Il Fondo per la Repubblica Digitale mette a disposizione 25 milioni di euro per progetti di formazione e inserimento lavorativo. Ecco come le associazioni di Padova e Rovigo possono partecipare.
Il divario digitale in Italia resta una sfida aperta, soprattutto per chi è fuori dal mercato del lavoro. Nonostante i miglioramenti, i dati 2025 indicano che solo il 45,8% degli italiani tra i 16 e i 74 anni possiede competenze digitali di base. Per rispondere a questa urgenza, il Fondo per la Repubblica Digitale ha lanciato il bando “Prospettive+”, una nuova opportunità da 25 milioni di euro dedicata alla riqualificazione di persone disoccupate e inattive.
Il Target: a chi si rivolge l’intervento?
A differenza di altre iniziative focalizzate sui giovanissimi, “Prospettive+” mira specificamente alla fascia adulta: persone disoccupate o inattive di età compresa tra i 34 e i 67 anni. L’obiettivo è trasformare le competenze digitali in un ponte concreto verso l’occupazione, riducendo l’esclusione sociale che spesso colpisce i lavoratori più maturi o fragili.
La struttura dei progetti: non solo formazione
Le proposte non possono limitarsi a semplici corsi di informatica. Il bando richiede un percorso integrato che comprenda:
- Intercettazione: Strategie efficaci per raggiungere i beneficiari più distanti dal mercato.
- Formazione: Acquisizione di competenze digitali (base e avanzate) e trasversali (soft skills).
- Accompagnamento: Azioni dirette di orientamento e supporto per l’inserimento lavorativo, preferibilmente coinvolgendo le imprese del territorio.
- Certificazione: Sarà valutata positivamente la previsione di certificazioni ufficiali al termine del percorso.
La sfida del Partenariato: fare rete è d’obbligo
Per le piccole e medie associazioni delle province di Padova e Rovigo, la partecipazione richiede un salto di scala organizzativo. Il bando impone criteri rigidi:
- Minimo 3, massimo 8 soggetti: Non si partecipa da soli. Ogni progetto deve essere presentato da un partenariato composto da un soggetto Capofila (pubblico o privato senza scopo di lucro costituito da almeno due anni) e da almeno due partner (pubblici o privati senza scopo di lucro, che non partecipino a più di una proposta progettuale).
- Requisito geografico: Le attività devono coinvolgere almeno due regioni. Questo significa che un’associazione di Padova, ad esempio, dovrà necessariamente collaborare con partner di altre regioni (es. Lombardia o Emilia-Romagna) per rendere la proposta ammissibile.
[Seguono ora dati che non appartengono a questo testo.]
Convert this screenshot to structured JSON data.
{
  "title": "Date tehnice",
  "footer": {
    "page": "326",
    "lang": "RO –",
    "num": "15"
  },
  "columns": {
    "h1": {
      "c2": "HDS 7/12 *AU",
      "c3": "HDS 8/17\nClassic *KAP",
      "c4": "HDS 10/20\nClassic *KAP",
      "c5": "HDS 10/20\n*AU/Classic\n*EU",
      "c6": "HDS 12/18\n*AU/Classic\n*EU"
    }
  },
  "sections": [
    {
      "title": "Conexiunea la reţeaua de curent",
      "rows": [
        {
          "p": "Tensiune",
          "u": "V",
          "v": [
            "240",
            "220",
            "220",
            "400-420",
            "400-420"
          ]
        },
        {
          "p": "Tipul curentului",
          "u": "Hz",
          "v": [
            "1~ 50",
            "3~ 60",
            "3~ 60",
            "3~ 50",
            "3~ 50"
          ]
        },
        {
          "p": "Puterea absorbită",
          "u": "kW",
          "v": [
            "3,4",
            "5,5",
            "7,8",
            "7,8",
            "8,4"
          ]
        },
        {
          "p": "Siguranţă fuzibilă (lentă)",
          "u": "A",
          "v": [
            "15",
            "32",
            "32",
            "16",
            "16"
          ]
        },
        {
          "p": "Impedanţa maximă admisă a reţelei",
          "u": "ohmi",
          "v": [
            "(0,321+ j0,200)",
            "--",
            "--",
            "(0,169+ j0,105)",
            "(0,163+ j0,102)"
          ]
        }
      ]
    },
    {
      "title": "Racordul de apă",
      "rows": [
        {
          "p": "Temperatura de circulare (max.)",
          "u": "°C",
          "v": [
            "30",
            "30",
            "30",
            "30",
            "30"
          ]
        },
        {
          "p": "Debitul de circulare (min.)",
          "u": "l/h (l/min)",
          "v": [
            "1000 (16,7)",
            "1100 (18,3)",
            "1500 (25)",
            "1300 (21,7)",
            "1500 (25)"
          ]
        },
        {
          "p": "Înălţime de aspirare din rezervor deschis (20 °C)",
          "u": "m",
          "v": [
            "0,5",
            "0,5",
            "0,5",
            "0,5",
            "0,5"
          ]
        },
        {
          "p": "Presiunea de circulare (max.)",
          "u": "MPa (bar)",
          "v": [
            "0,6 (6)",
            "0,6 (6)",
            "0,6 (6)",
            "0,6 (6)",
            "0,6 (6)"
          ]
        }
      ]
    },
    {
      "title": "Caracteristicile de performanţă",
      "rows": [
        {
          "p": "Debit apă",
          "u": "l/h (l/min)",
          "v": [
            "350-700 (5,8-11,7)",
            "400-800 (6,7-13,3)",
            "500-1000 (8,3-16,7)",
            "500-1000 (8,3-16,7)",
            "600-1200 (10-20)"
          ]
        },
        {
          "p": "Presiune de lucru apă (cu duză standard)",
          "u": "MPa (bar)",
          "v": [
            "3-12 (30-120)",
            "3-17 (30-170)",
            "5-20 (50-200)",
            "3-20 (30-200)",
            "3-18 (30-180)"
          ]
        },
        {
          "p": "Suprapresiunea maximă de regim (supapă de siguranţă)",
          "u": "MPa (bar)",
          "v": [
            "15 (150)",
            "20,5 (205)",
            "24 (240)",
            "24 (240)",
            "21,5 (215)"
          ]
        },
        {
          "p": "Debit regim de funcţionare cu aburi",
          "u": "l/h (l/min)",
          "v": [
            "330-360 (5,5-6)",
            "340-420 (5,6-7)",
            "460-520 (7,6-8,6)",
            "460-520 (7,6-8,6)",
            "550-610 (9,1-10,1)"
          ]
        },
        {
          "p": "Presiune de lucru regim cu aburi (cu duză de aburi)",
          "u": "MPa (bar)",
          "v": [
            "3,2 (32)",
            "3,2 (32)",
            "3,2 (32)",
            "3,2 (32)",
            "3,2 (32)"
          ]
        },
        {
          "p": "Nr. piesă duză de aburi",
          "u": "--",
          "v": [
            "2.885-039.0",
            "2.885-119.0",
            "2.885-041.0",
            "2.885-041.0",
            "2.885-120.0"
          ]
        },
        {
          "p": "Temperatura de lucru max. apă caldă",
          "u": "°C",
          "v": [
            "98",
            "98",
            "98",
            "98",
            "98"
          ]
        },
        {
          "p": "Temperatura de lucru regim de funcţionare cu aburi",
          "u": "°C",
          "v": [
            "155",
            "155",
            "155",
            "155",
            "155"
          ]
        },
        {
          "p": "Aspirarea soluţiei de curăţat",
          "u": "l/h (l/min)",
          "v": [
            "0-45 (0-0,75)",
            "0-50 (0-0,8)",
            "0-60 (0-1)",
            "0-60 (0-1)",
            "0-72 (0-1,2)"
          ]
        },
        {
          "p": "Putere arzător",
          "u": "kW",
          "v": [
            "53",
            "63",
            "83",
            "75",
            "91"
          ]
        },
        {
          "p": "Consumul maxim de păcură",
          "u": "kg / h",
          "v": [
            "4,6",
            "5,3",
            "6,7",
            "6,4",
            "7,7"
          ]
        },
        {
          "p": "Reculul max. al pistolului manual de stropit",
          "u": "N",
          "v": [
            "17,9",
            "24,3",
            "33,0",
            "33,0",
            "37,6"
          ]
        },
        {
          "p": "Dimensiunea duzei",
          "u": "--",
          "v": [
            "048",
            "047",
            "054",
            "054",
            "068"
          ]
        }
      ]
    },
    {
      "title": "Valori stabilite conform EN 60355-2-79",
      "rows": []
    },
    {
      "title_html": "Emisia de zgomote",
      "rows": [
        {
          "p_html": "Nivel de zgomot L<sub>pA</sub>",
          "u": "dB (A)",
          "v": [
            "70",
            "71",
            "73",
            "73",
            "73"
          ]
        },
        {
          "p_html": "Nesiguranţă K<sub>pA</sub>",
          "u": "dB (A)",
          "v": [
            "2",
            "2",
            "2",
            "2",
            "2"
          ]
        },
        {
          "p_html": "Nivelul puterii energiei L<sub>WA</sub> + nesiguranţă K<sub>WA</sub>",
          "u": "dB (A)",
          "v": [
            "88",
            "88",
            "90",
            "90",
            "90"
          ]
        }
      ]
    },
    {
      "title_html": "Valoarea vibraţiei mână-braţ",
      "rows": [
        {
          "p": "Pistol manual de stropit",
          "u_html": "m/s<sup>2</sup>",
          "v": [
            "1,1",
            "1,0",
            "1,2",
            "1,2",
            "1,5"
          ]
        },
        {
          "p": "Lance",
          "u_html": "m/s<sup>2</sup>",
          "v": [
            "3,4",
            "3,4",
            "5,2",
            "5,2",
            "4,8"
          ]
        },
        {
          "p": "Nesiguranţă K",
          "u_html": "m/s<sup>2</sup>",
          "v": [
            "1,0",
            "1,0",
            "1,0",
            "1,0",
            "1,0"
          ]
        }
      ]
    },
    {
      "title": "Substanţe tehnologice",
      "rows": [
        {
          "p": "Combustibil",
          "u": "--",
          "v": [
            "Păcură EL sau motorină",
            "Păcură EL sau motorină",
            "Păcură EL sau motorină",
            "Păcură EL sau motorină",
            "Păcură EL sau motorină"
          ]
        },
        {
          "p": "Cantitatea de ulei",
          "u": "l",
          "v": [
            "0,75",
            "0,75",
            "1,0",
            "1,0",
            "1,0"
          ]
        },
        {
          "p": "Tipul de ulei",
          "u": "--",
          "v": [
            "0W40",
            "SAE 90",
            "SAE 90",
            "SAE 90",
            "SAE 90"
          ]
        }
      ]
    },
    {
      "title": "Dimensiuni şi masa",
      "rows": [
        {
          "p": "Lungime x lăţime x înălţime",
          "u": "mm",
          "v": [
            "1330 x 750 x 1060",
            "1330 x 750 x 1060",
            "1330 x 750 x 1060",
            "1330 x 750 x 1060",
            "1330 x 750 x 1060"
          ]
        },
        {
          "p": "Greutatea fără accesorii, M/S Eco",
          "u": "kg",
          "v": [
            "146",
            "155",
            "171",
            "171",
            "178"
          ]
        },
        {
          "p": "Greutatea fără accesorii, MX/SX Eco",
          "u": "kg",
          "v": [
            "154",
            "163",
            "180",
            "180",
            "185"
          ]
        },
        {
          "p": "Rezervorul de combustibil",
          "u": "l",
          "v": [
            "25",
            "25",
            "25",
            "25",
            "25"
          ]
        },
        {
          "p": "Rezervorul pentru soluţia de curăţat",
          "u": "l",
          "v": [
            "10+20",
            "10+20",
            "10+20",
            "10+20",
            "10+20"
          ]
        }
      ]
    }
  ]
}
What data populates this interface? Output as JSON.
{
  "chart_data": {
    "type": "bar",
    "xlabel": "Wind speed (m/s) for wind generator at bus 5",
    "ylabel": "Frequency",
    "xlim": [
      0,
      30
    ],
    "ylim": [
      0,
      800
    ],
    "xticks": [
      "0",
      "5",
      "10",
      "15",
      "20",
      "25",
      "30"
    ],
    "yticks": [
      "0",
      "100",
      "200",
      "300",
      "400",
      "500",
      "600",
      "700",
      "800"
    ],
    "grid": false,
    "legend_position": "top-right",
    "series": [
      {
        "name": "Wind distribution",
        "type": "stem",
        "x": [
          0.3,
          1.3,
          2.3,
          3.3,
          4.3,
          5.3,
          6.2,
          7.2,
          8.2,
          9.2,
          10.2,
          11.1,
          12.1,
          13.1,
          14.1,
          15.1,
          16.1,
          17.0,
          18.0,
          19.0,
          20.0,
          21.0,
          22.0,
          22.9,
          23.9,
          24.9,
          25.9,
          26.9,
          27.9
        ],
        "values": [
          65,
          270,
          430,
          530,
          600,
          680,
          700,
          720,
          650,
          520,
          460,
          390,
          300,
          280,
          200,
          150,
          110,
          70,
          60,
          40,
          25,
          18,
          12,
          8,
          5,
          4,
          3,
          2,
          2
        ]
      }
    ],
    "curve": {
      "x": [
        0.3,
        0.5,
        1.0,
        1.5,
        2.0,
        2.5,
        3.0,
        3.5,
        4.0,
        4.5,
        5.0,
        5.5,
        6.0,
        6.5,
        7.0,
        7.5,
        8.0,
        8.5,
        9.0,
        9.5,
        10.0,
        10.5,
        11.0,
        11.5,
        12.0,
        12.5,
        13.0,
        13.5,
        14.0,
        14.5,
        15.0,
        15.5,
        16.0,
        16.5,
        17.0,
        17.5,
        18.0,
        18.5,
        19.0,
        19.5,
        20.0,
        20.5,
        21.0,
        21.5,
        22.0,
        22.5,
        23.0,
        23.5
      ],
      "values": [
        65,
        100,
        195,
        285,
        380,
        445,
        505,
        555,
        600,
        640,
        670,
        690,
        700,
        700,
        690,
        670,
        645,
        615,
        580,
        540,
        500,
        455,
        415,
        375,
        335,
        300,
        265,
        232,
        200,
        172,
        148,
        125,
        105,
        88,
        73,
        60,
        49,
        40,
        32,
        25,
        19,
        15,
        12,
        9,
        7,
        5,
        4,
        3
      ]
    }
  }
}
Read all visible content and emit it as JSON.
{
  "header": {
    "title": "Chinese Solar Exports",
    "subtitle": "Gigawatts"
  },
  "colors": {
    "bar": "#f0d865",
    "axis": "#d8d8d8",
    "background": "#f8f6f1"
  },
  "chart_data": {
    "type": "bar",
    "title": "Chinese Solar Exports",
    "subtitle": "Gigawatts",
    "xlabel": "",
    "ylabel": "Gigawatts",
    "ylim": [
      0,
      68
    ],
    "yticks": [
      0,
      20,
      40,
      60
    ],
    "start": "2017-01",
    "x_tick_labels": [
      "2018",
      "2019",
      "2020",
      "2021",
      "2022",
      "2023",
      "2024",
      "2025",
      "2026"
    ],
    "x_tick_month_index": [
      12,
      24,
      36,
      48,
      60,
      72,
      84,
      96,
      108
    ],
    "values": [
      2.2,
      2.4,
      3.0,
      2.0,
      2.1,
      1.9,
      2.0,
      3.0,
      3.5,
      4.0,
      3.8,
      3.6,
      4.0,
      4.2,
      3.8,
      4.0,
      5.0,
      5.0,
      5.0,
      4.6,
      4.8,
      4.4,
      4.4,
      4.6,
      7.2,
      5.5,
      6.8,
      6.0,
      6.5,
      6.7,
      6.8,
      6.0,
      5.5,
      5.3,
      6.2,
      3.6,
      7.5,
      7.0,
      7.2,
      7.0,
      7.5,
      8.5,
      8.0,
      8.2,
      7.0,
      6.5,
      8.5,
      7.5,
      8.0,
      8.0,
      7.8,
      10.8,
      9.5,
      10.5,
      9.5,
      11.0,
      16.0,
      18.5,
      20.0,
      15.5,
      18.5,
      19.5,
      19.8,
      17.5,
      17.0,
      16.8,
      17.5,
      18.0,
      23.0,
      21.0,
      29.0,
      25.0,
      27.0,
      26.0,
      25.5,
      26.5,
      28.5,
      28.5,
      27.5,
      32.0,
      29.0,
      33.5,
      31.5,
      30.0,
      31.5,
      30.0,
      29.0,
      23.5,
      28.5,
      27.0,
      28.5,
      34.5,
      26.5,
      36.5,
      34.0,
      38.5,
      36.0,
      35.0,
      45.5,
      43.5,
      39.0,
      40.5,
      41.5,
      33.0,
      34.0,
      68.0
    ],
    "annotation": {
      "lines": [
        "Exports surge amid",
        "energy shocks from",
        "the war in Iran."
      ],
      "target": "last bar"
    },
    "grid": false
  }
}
- Soggetti ammessi: Enti del Terzo Settore, soggetti privati non profit e soggetti pubblici. È possibile includere anche partner for profit (imprese), ma il loro budget non può superare il 30% del totale.
Risorse economiche e scadenze
Il contributo richiesto deve essere compreso tra 1 milione e 3 milioni di euro, con un costo unitario massimo per beneficiario formato di 3.500 €.
Nota bene: Il bando prevede costi indiretti (spese di gestione, affitti, utenze) forfettari pari all’8% del contributo richiesto.
La scadenza per l’invio delle proposte tramite la piattaforma Re@dy è fissata per le ore 11:00 del 15 maggio 2026.
Gestione finanziaria
Il bando prevede un sistema rigoroso di gestione basato su costi reali e obiettivi raggiunti.
Il contributo (compreso tra 1 e 3 milioni di euro) avviane in 4 tranches: anticipo fino al 25% all’avvio del progetto, due acconti fino al 25% previa rendicontazione dettagliata delle spese effettivamente sostenute e quietanziate, saldo a conclusione del progetto e dopo la verifica della rendicontazione economica e dei risultati raggiunti. La liquidazione delle quote è vincolata alla verifica del raggiungimento dei risultati attesi e della conformità delle attività. Il Fondo può ridurre o non approvare le tranche se gli obiettivi non sono rispettati.
Valutazione di Impatto: un impegno costante
Un elemento di particolare complessità è la valutazione di impatto controfattuale. Ogni progetto finanziato sarà monitorato dall’Evaluation Lab del Fondo. I partenariati dovranno collaborare attivamente alla raccolta dati e, in alcuni casi, individuare un “gruppo di controllo” (persone idonee che non partecipano alle attività) per misurare scientificamente l’efficacia dell’intervento.